Recentemente foram notícia os despejos de ocupantes de habitação social. A habitação social ilegalmente ocupada, e não a respectiva desocupação, não é injusta. O que é imoral é que alguns se aproveitem deste episódio para fazer política oportunista. Cada casa ocupada abusivamente priva uma família com necessidade de habitação de dela dispor.
Ninguém, de ânimo leve, coloca pessoas fora de uma casa. Em Lisboa, cerca de 800 fogos municipais estão ocupados abusivamente. São situações que se arrastam há anos sem que a Câmara Municipal resolva o problema. Por outro lado, cerca de 6.000 famílias aguardam, também há anos, por uma habitação social, reunindo as condições para o seu acesso em virtude das suas circunstâncias socias e económicas, sem que a Câmara Municipal seja capaz de dar uma resposta a estas necessidades.
A habitação é um dos problemas centrais em Lisboa. Por um lado, o acesso à habitação é fortemente condicionado pelos elevadíssimos preços que tornam quase inviável a sua aquisição pelos jovens em início de carreira ou até pelas famílias da classe média. Por outro lado, o mercado de arrendamento continua a ser escasso, fruto da instabilidade das regras aplicadas que não promovem a confiança necessária para o investimento neste setor. No entanto, em Lisboa, estão identificados cerca de 48.000 fogos devolutos.
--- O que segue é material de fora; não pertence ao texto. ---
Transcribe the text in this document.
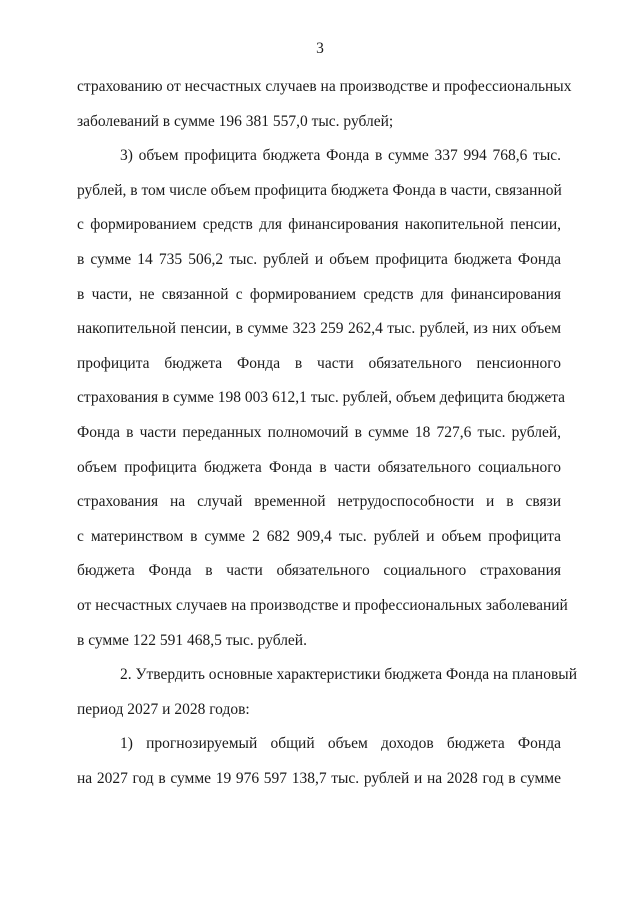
3
страхованию от несчастных случаев на производстве и профессиональных
заболеваний в сумме 196 381 557,0 тыс. рублей;
3) объем профицита бюджета Фонда в сумме 337 994 768,6 тыс.
рублей, в том числе объем профицита бюджета Фонда в части, связанной
с формированием средств для финансирования накопительной пенсии,
в сумме 14 735 506,2 тыс. рублей и объем профицита бюджета Фонда
в части, не связанной с формированием средств для финансирования
накопительной пенсии, в сумме 323 259 262,4 тыс. рублей, из них объем
профицита бюджета Фонда в части обязательного пенсионного
страхования в сумме 198 003 612,1 тыс. рублей, объем дефицита бюджета
Фонда в части переданных полномочий в сумме 18 727,6 тыс. рублей,
объем профицита бюджета Фонда в части обязательного социального
страхования на случай временной нетрудоспособности и в связи
с материнством в сумме 2 682 909,4 тыс. рублей и объем профицита
бюджета Фонда в части обязательного социального страхования
от несчастных случаев на производстве и профессиональных заболеваний
в сумме 122 591 468,5 тыс. рублей.
2. Утвердить основные характеристики бюджета Фонда на плановый
период 2027 и 2028 годов:
1) прогнозируемый общий объем доходов бюджета Фонда
на 2027 год в сумме 19 976 597 138,7 тыс. рублей и на 2028 год в сумме
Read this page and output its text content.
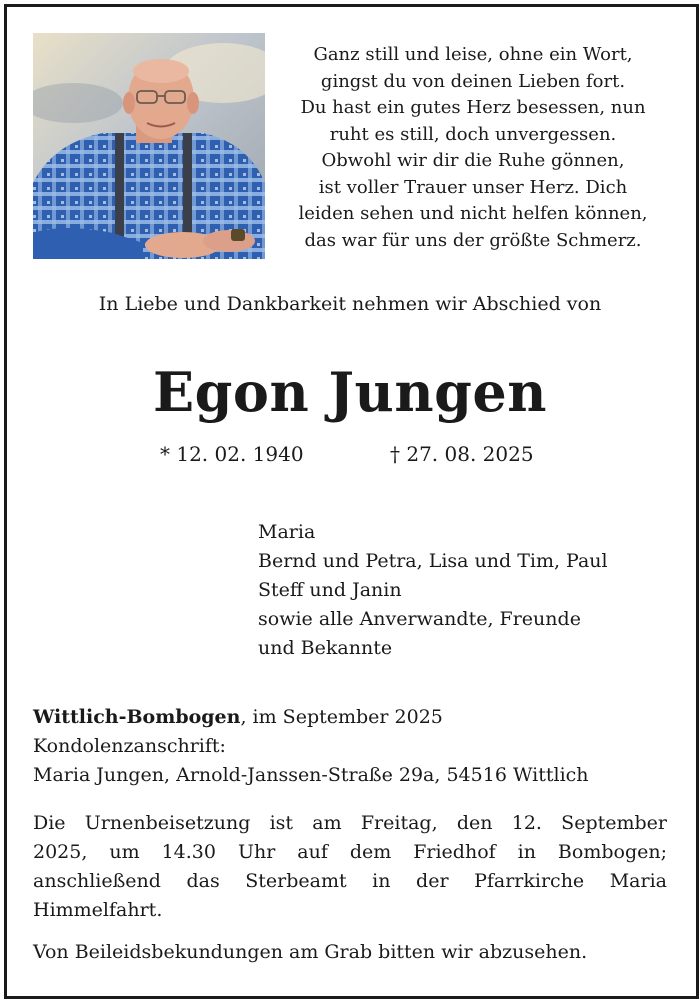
Ganz still und leise, ohne ein Wort,
gingst du von deinen Lieben fort.
Du hast ein gutes Herz besessen, nun
ruht es still, doch unvergessen.
Obwohl wir dir die Ruhe gönnen,
ist voller Trauer unser Herz. Dich
leiden sehen und nicht helfen können,
das war für uns der größte Schmerz.
In Liebe und Dankbarkeit nehmen wir Abschied von
Egon Jungen
* 12. 02. 1940	† 27. 08. 2025
Maria
Bernd und Petra, Lisa und Tim, Paul
Steff und Janin
sowie alle Anverwandte, Freunde
und Bekannte
Wittlich-Bombogen, im September 2025
Kondolenzanschrift:
Maria Jungen, Arnold-Janssen-Straße 29a, 54516 Wittlich
Die Urnenbeisetzung ist am Freitag, den 12. September
2025, um 14.30 Uhr auf dem Friedhof in Bombogen;
anschließend das Sterbeamt in der Pfarrkirche Maria
Himmelfahrt.
Von Beileidsbekundungen am Grab bitten wir abzusehen.
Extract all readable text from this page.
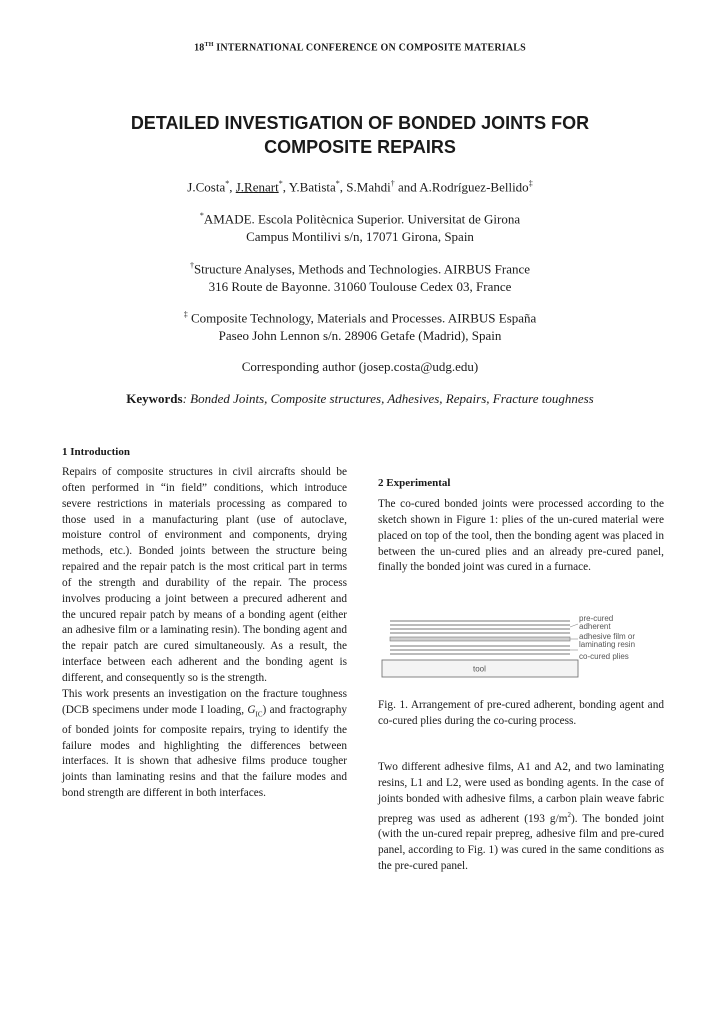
18TH INTERNATIONAL CONFERENCE ON COMPOSITE MATERIALS
DETAILED INVESTIGATION OF BONDED JOINTS FOR
COMPOSITE REPAIRS
J.Costa*, J.Renart*, Y.Batista*, S.Mahdi† and A.Rodríguez-Bellido‡
*AMADE. Escola Politècnica Superior. Universitat de Girona
Campus Montilivi s/n, 17071 Girona, Spain
†Structure Analyses, Methods and Technologies. AIRBUS France
316 Route de Bayonne. 31060 Toulouse Cedex 03, France
‡ Composite Technology, Materials and Processes. AIRBUS España
Paseo John Lennon s/n. 28906 Getafe (Madrid), Spain
Corresponding author (josep.costa@udg.edu)
Keywords: Bonded Joints, Composite structures, Adhesives, Repairs, Fracture toughness
1 Introduction

Repairs of composite structures in civil aircrafts should be often performed in “in field” conditions, which introduce severe restrictions in materials processing as compared to those used in a manufacturing plant (use of autoclave, moisture control of environment and components, drying methods, etc.). Bonded joints between the structure being repaired and the repair patch is the most critical part in terms of the strength and durability of the repair. The process involves producing a joint between a precured adherent and the uncured repair patch by means of a bonding agent (either an adhesive film or a laminating resin). The bonding agent and the repair patch are cured simultaneously. As a result, the interface between each adherent and the bonding agent is different, and consequently so is the strength.

This work presents an investigation on the fracture toughness (DCB specimens under mode I loading, $G_{IC}$) and fractography of bonded joints for composite repairs, trying to identify the failure modes and highlighting the differences between interfaces. It is shown that adhesive films produce tougher joints than laminating resins and that the failure modes and bond strength are different in both interfaces.

2 Experimental
The co-cured bonded joints were processed according to the sketch shown in Figure 1: plies of the un-cured material were placed on top of the tool, then the bonding agent was placed in between the un-cured plies and an already pre-cured panel, finally the bonded joint was cured in a furnace.
tool
pre-cured
adherent
adhesive film or
laminating resin
co-cured plies
Fig. 1. Arrangement of pre-cured adherent, bonding agent and co-cured plies during the co-curing process.
Two different adhesive films, A1 and A2, and two laminating resins, L1 and L2, were used as bonding agents. In the case of joints bonded with adhesive films, a carbon plain weave fabric prepreg was used as adherent (193 $g/m^2$). The bonded joint (with the un-cured repair prepreg, adhesive film and pre-cured panel, according to Fig. 1) was cured in the same conditions as the pre-cured panel.
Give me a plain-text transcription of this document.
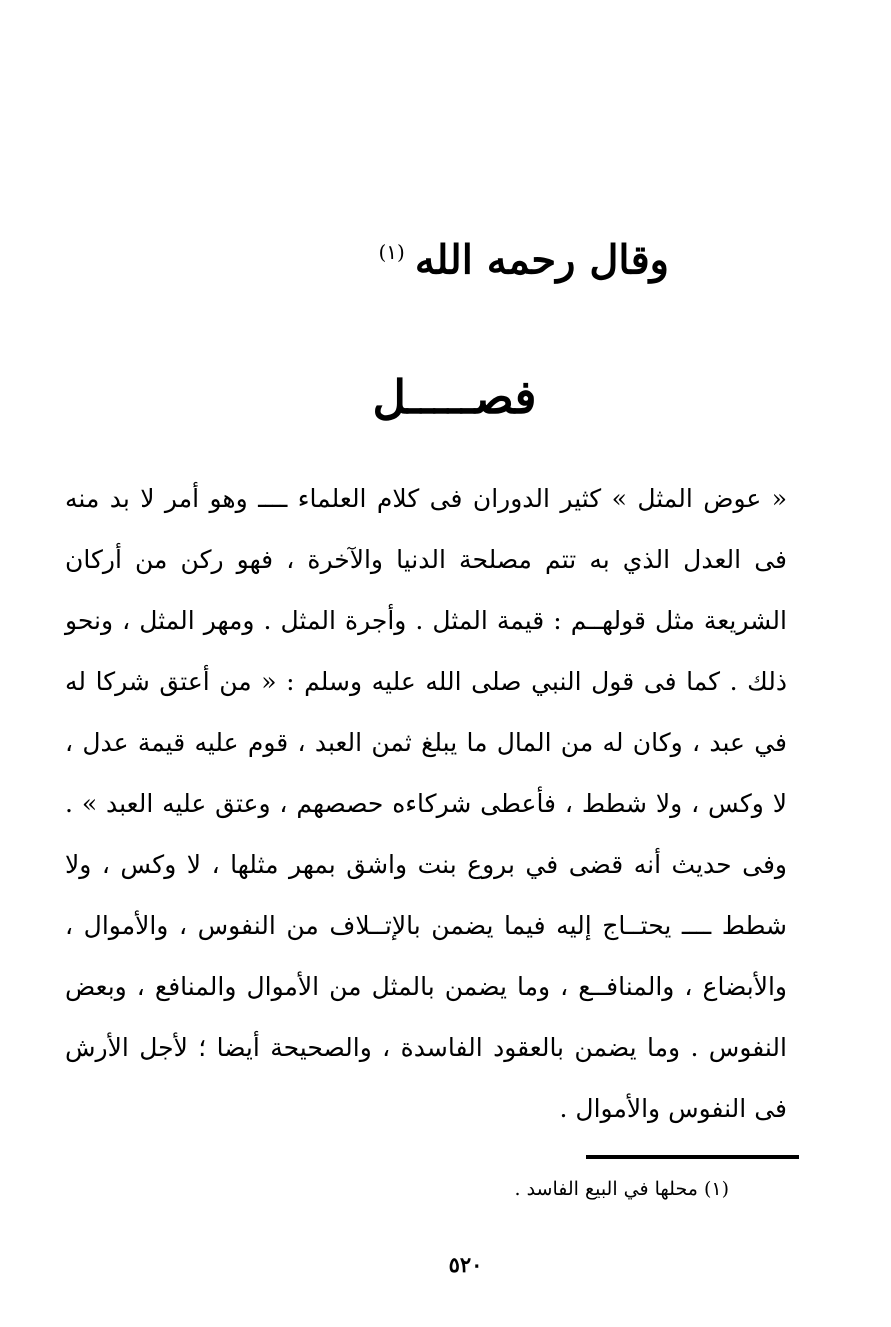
وقال رحمه الله$^{(١)}$
فصـــــل
« عوض المثل » كثير الدوران فى كلام العلماء ــــ وهو أمر لا بد منه
فى العدل الذي به تتم مصلحة الدنيا والآخرة ، فهو ركن من أركان
الشريعة مثل قولهــم : قيمة المثل . وأجرة المثل . ومهر المثل ، ونحو
ذلك . كما فى قول النبي صلى الله عليه وسلم : « من أعتق شركا له
في عبد ، وكان له من المال ما يبلغ ثمن العبد ، قوم عليه قيمة عدل ،
لا وكس ، ولا شطط ، فأعطى شركاءه حصصهم ، وعتق عليه العبد » .
وفى حديث أنه قضى في بروع بنت واشق بمهر مثلها ، لا وكس ، ولا
شطط ــــ يحتــاج إليه فيما يضمن بالإتــلاف من النفوس ، والأموال ،
والأبضاع ، والمنافــع ، وما يضمن بالمثل من الأموال والمنافع ، وبعض
النفوس . وما يضمن بالعقود الفاسدة ، والصحيحة أيضا ؛ لأجل الأرش
فى النفوس والأموال .
(١) محلها في البيع الفاسد .
٥٢٠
A Câmara de Lisboa não tem sido capaz de contribuir para uma resposta eficaz para o problema do acesso à habitação. Nos últimos anos, a promessa de 6.000 novos fogos para o Programa de Renda Acessível ficou por concretizar e conta ainda, no seu património, com cerca de 2.000 fogos devolutos, que deveriam contribuir para a oferta de habitação na cidade.
No setor da habitação social, a situação da capital é inaceitável, pela incapacidade de assegurar o cumprimento de regras, o que contribui para o avolumar das listas de espera. A GEBALIS – empresa municipal que gere os chamados Bairros Sociais — é responsável por cerca de 22.000 fogos. Destes, cerca de 1.400 estão devolutos. Na sequência das recentes notícias sobre os despejos, tornou-se público que se foram acumulando situações de ocupação abusiva de casas, sem que se tenha garantido a legalidade. Do universo de contratos arrendamento (renda apoiada), cujo valor é calculado em função do rendimento dos agregados e ajustado sempre que se verificam alterações, existem 9.000 com rendas em atraso, apenas 3.000 com acordos de pagamento, dos quais 2.000 não são cumpridos.
Cada habitação municipal ocupada abusivamente corresponde a uma família, em tantas situações com crianças, que permanece sem condições condignas. Em Lisboa são 800 casas ocupadas ilegalmente a que correspondem 800 famílias que necessitam, que têm direito a uma habitação municipal e que vivem em condições sub-humanas.
O universo da habitação municipal envolve questões sociais delicadas que devem ser acompanhadas, quer de quem ocupa ilegalmente estas casas, quer de quem tem direito às mesmas. Mas a legalidade do seu usufruto tem de ser assegurada sob pena de se contribuir para uma dupla injustiça – na ocupação abusiva e na privação da sua legítima (e necessária) utilização.